The authors declared no conflicts of interest with respect to the authorship and/or publication of this article.

Financial Disclosure

The authors received no financial support for the research and/or authorship of this article.


  1. Peterson LS, Nelson AM, Su WP, Mason T, O’Fallon WM, Gabriel SE. The epidemiology of morphea (localized scleroderma) in Olmsted County 1960- 1993. J Rheumatol 1997;24:73-80.
  2. Peterson LS, Nelson AM, Su WP. Classification of morphea (localized scleroderma). Mayo Clin Proc 1995;70:1068-76.
  3. Ruiz-Villaverde R, Sánchez-Cano D, Galán-Gutiérrez M. Zosteriform morphea: Wolf's isotopic response in an immunocompetent patient. Dermatol Reports 2011;3:e16.
  4. López N, Alcaraz I, Cid-Mañas J, Camacho E, Herrera-Acosta E, Matilla A, et al. Wolf's isotopic response: zosteriform morphea appearing at the site of healed herpes zoster in a HIV patient.
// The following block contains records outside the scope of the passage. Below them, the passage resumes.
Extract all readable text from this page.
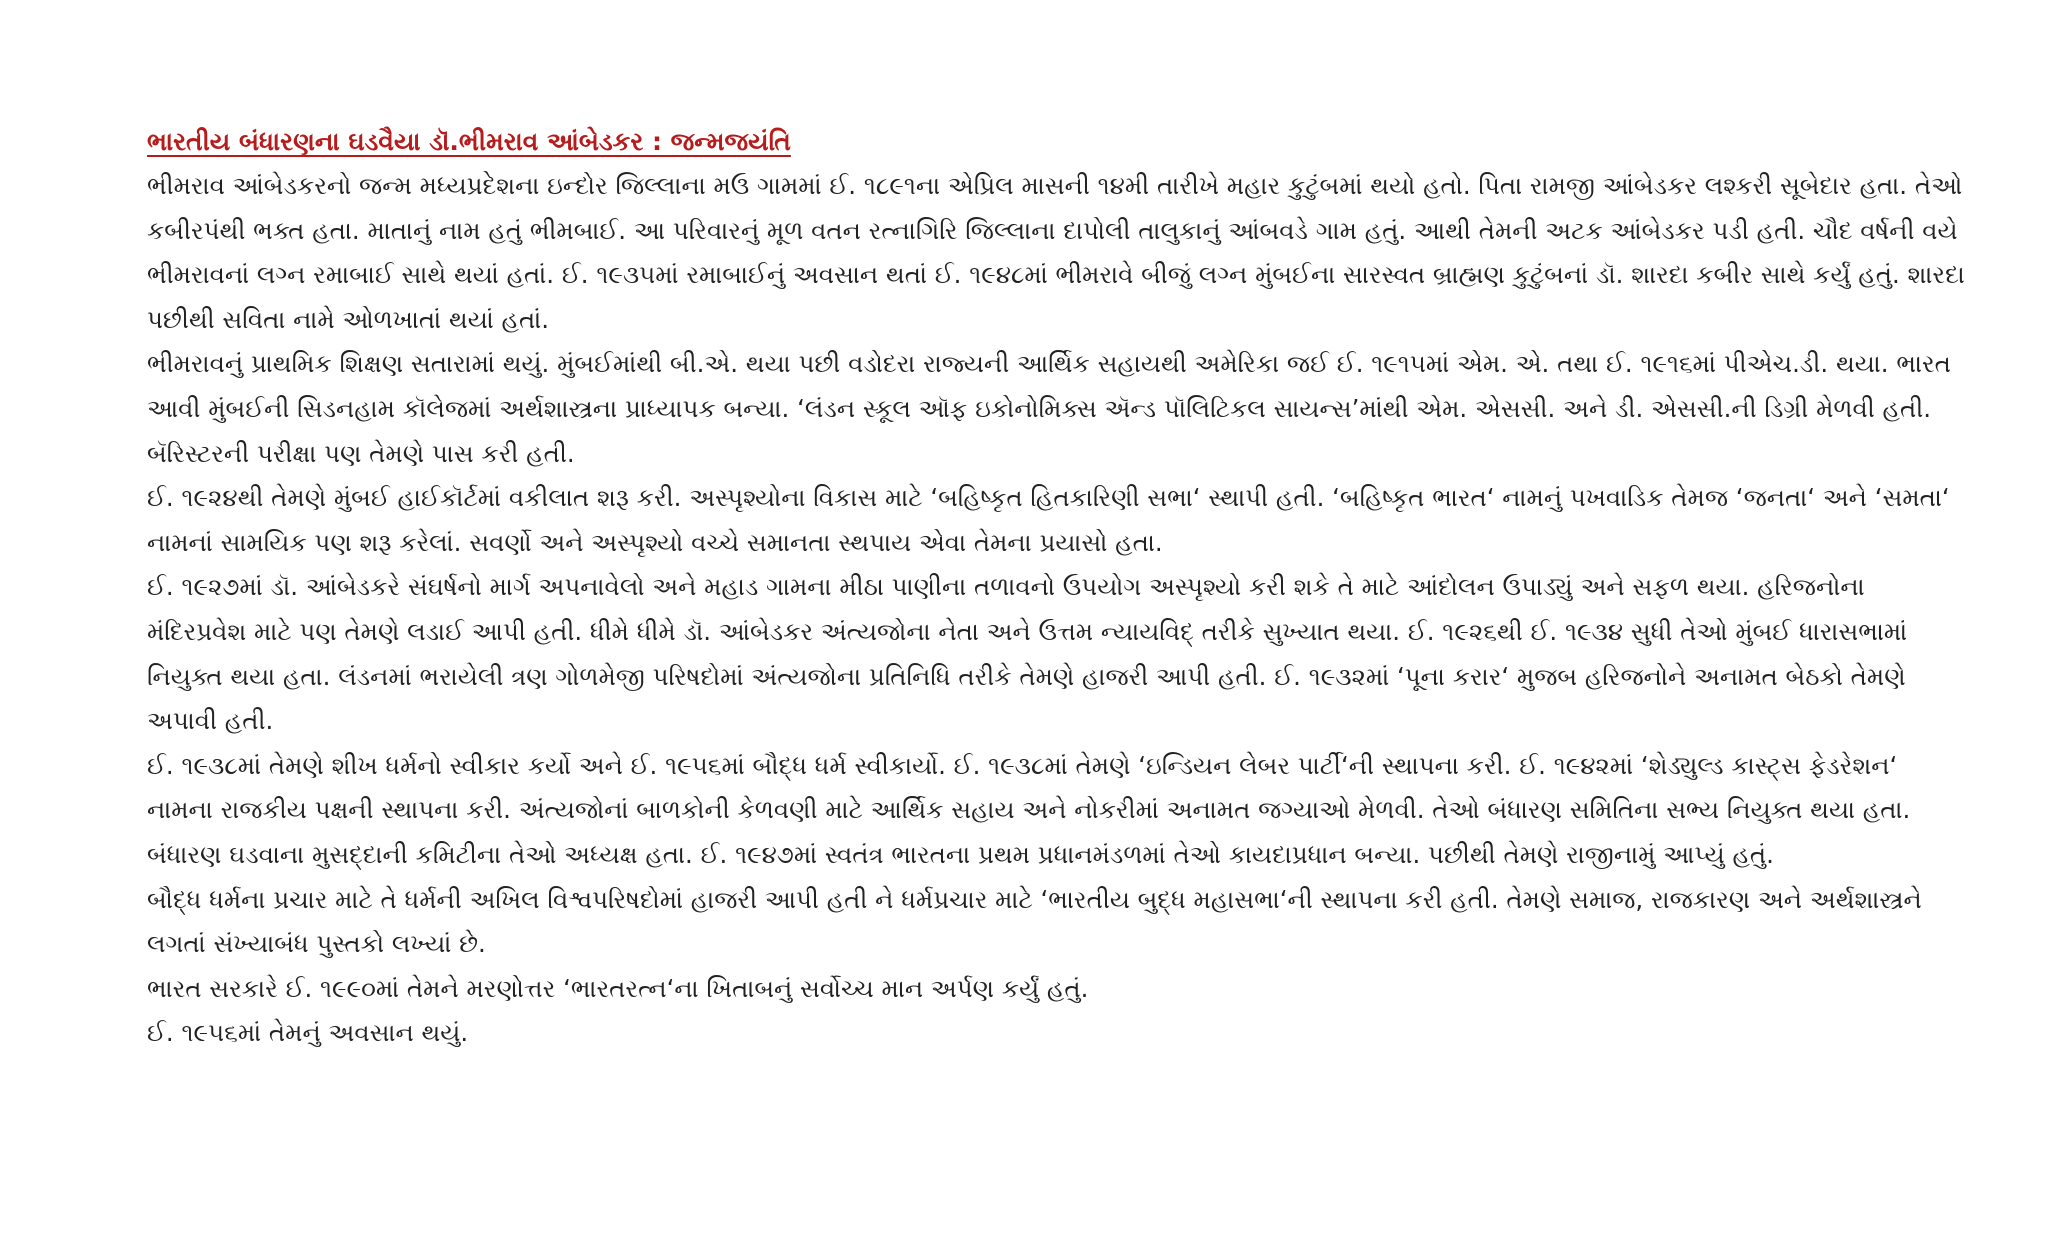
ભારતીય બંધારણના ઘડવૈયા ડૉ.ભીમરાવ આંબેડકર : જન્મજયંતિ

ભીમરાવ આંબેડકરનો જન્મ મધ્યપ્રદેશના ઇન્દોર જિલ્લાના મઉ ગામમાં ઈ. ૧૮૯૧ના એપ્રિલ માસની ૧૪મી તારીખે મહાર કુટુંબમાં થયો હતો. પિતા રામજી આંબેડકર લશ્કરી સૂબેદાર હતા. તેઓ કબીરપંથી ભક્ત હતા. માતાનું નામ હતું ભીમબાઈ. આ પરિવારનું મૂળ વતન રત્નાગિરિ જિલ્લાના દાપોલી તાલુકાનું આંબવડે ગામ હતું. આથી તેમની અટક આંબેડકર પડી હતી. ચૌદ વર્ષની વયે ભીમરાવનાં લગ્ન રમાબાઈ સાથે થયાં હતાં. ઈ. ૧૯૩૫માં રમાબાઈનું અવસાન થતાં ઈ. ૧૯૪૮માં ભીમરાવે બીજું લગ્ન મુંબઈના સારસ્વત બ્રાહ્મણ કુટુંબનાં ડૉ. શારદા કબીર સાથે કર્યું હતું. શારદા પછીથી સવિતા નામે ઓળખાતાં થયાં હતાં.

ભીમરાવનું પ્રાથમિક શિક્ષણ સતારામાં થયું. મુંબઈમાંથી બી.એ. થયા પછી વડોદરા રાજ્યની આર્થિક સહાયથી અમેરિકા જઈ ઈ. ૧૯૧૫માં એમ. એ. તથા ઈ. ૧૯૧૬માં પીએચ.ડી. થયા. ભારત આવી મુંબઈની સિડનહામ કૉલેજમાં અર્થશાસ્ત્રના પ્રાધ્યાપક બન્યા. ‘લંડન સ્કૂલ ઑફ ઇકોનોમિક્સ ઍન્ડ પૉલિટિકલ સાયન્સ’માંથી એમ. એસસી. અને ડી. એસસી.ની ડિગ્રી મેળવી હતી. બૅરિસ્ટરની પરીક્ષા પણ તેમણે પાસ કરી હતી.

ઈ. ૧૯૨૪થી તેમણે મુંબઈ હાઈકૉર્ટમાં વકીલાત શરૂ કરી. અસ્પૃશ્યોના વિકાસ માટે ‘બહિષ્કૃત હિતકારિણી સભા‘ સ્થાપી હતી. ‘બહિષ્કૃત ભારત‘ નામનું પખવાડિક તેમજ ‘જનતા‘ અને ‘સમતા‘ નામનાં સામયિક પણ શરૂ કરેલાં. સવર્ણો અને અસ્પૃશ્યો વચ્ચે સમાનતા સ્થપાય એવા તેમના પ્રયાસો હતા.

ઈ. ૧૯૨૭માં ડૉ. આંબેડકરે સંઘર્ષનો માર્ગ અપનાવેલો અને મહાડ ગામના મીઠા પાણીના તળાવનો ઉપયોગ અસ્પૃશ્યો કરી શકે તે માટે આંદોલન ઉપાડ્યું અને સફળ થયા. હરિજનોના મંદિરપ્રવેશ માટે પણ તેમણે લડાઈ આપી હતી. ધીમે ધીમે ડૉ. આંબેડકર અંત્યજોના નેતા અને ઉત્તમ ન્યાયવિદ્ તરીકે સુખ્યાત થયા. ઈ. ૧૯૨૬થી ઈ. ૧૯૩૪ સુધી તેઓ મુંબઈ ધારાસભામાં નિયુક્ત થયા હતા. લંડનમાં ભરાયેલી ત્રણ ગોળમેજી પરિષદોમાં અંત્યજોના પ્રતિનિધિ તરીકે તેમણે હાજરી આપી હતી. ઈ. ૧૯૩૨માં ‘પૂના કરાર‘ મુજબ હરિજનોને અનામત બેઠકો તેમણે અપાવી હતી.

ઈ. ૧૯૩૮માં તેમણે શીખ ધર્મનો સ્વીકાર કર્યો અને ઈ. ૧૯૫૬માં બૌદ્ધ ધર્મ સ્વીકાર્યો. ઈ. ૧૯૩૮માં તેમણે ‘ઇન્ડિયન લેબર પાર્ટી‘ની સ્થાપના કરી. ઈ. ૧૯૪૨માં ‘શેડ્યુલ્ડ કાસ્ટ્સ ફેડરેશન‘ નામના રાજકીય પક્ષની સ્થાપના કરી. અંત્યજોનાં બાળકોની કેળવણી માટે આર્થિક સહાય અને નોકરીમાં અનામત જગ્યાઓ મેળવી. તેઓ બંધારણ સમિતિના સભ્ય નિયુક્ત થયા હતા. બંધારણ ઘડવાના મુસદ્દાની કમિટીના તેઓ અધ્યક્ષ હતા. ઈ. ૧૯૪૭માં સ્વતંત્ર ભારતના પ્રથમ પ્રધાનમંડળમાં તેઓ કાયદાપ્રધાન બન્યા. પછીથી તેમણે રાજીનામું આપ્યું હતું.

બૌદ્ધ ધર્મના પ્રચાર માટે તે ધર્મની અખિલ વિશ્વપરિષદોમાં હાજરી આપી હતી ને ધર્મપ્રચાર માટે ‘ભારતીય બુદ્ધ મહાસભા‘ની સ્થાપના કરી હતી. તેમણે સમાજ, રાજકારણ અને અર્થશાસ્ત્રને લગતાં સંખ્યાબંધ પુસ્તકો લખ્યાં છે.

ભારત સરકારે ઈ. ૧૯૯૦માં તેમને મરણોત્તર ‘ભારતરત્ન‘ના ખિતાબનું સર્વોચ્ચ માન અર્પણ કર્યું હતું.

ઈ. ૧૯૫૬માં તેમનું અવસાન થયું.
J Eur Acad Dermatol Venereol 2009;23:90-2.
  5. Jaka-Moreno A, López-Pestaña A, López-Núñez M, Ormaechea-Pérez N, Vildosola-Esturo S, Tuneu-Valls A, et al. Wolf’s isotopic response: a series of 9 cases. Actas Dermosifiliogr 2012;103:798-805.
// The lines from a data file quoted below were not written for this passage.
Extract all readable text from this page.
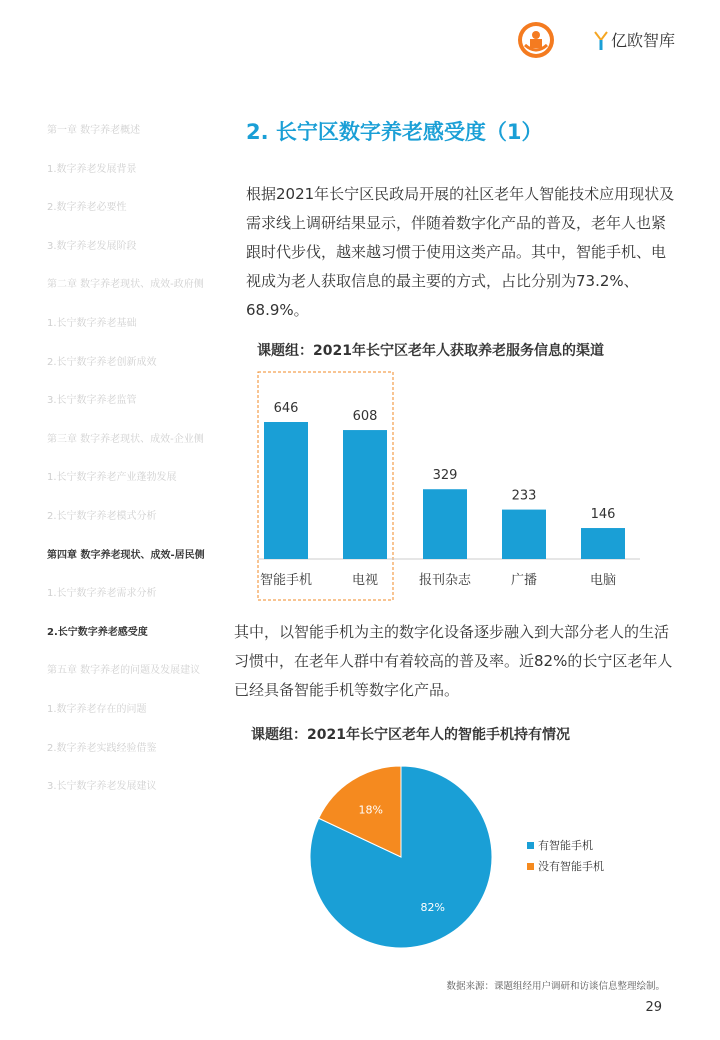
亿欧智库
第一章 数字养老概述
1.数字养老发展背景
2.数字养老必要性
3.数字养老发展阶段
第二章 数字养老现状、成效-政府侧
1.长宁数字养老基础
2.长宁数字养老创新成效
3.长宁数字养老监管
第三章 数字养老现状、成效-企业侧
1.长宁数字养老产业蓬勃发展
2.长宁数字养老模式分析
第四章 数字养老现状、成效-居民侧
1.长宁数字养老需求分析
2.长宁数字养老感受度
第五章 数字养老的问题及发展建议
1.数字养老存在的问题
2.数字养老实践经验借鉴
3.长宁数字养老发展建议
2. 长宁区数字养老感受度（1）
根据2021年长宁区民政局开展的社区老年人智能技术应用现状及需求线上调研结果显示，伴随着数字化产品的普及，老年人也紧跟时代步伐，越来越习惯于使用这类产品。其中，智能手机、电视成为老人获取信息的最主要的方式，占比分别为73.2%、68.9%。
课题组：2021年长宁区老年人获取养老服务信息的渠道
646
智能手机
608
电视
329
报刊杂志
233
广播
146
电脑
其中，以智能手机为主的数字化设备逐步融入到大部分老人的生活习惯中，在老年人群中有着较高的普及率。近82%的长宁区老年人已经具备智能手机等数字化产品。
课题组：2021年长宁区老年人的智能手机持有情况
82%
18%
有智能手机
没有智能手机
数据来源：课题组经用户调研和访谈信息整理绘制。
29
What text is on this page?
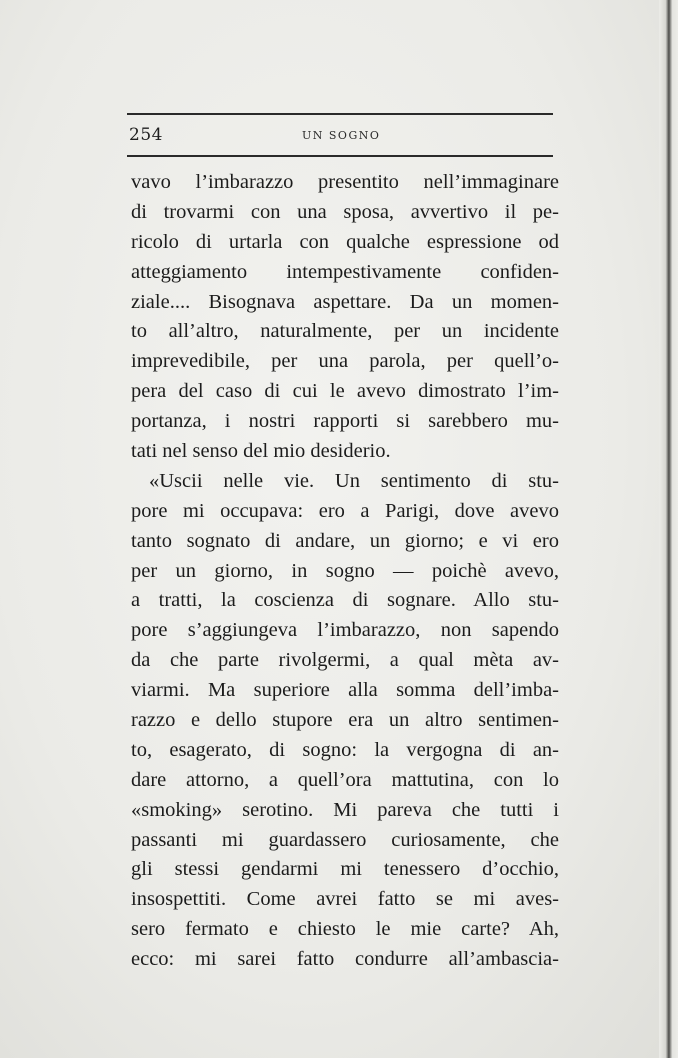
254	UN SOGNO
vavo l’imbarazzo presentito nell’immaginare
di trovarmi con una sposa, avvertivo il pe-
ricolo di urtarla con qualche espressione od
atteggiamento intempestivamente confiden-
ziale.... Bisognava aspettare. Da un momen-
to all’altro, naturalmente, per un incidente
imprevedibile, per una parola, per quell’o-
pera del caso di cui le avevo dimostrato l’im-
portanza, i nostri rapporti si sarebbero mu-
tati nel senso del mio desiderio.
«Uscii nelle vie. Un sentimento di stu-
pore mi occupava: ero a Parigi, dove avevo
tanto sognato di andare, un giorno; e vi ero
per un giorno, in sogno — poichè avevo,
a tratti, la coscienza di sognare. Allo stu-
pore s’aggiungeva l’imbarazzo, non sapendo
da che parte rivolgermi, a qual mèta av-
viarmi. Ma superiore alla somma dell’imba-
razzo e dello stupore era un altro sentimen-
to, esagerato, di sogno: la vergogna di an-
dare attorno, a quell’ora mattutina, con lo
«smoking» serotino. Mi pareva che tutti i
passanti mi guardassero curiosamente, che
gli stessi gendarmi mi tenessero d’occhio,
insospettiti. Come avrei fatto se mi aves-
sero fermato e chiesto le mie carte? Ah,
ecco: mi sarei fatto condurre all’ambascia-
  6. Requena L, Kutzner H, Escalonilla P, Ortiz S, Schaller J, Rohwedder A. Cutaneous reactions at sites of herpes zoster scars: an expanded spectrum. Br J Dermatol 1998;138:161-8.
  7. Gilden D, Cohrs RJ, Mahalingam R, Nagel MA. Neurological disease produced by varicella zoster virus reactivation without rash. Curr Top Microbiol Immunol 2010;342:243-53.
  8. Joshi A, Al-Mutairi N. Zosteriform morphea: a new pattern. Acta Derm Venereol 2005;85:279-80.
  9. Vancheeswaran R, Black CM, David J, Hasson N, Harper J, Atherton D, et al. Childhood-onset scleroderma: is it different from adult-onset disease. Arthritis Rheum 1996;39:1041-9.
  10. Aberer E, Neumann R, Stanek G. Is localised scleroderma a Borrelia infection? Lancet 1985;2:278.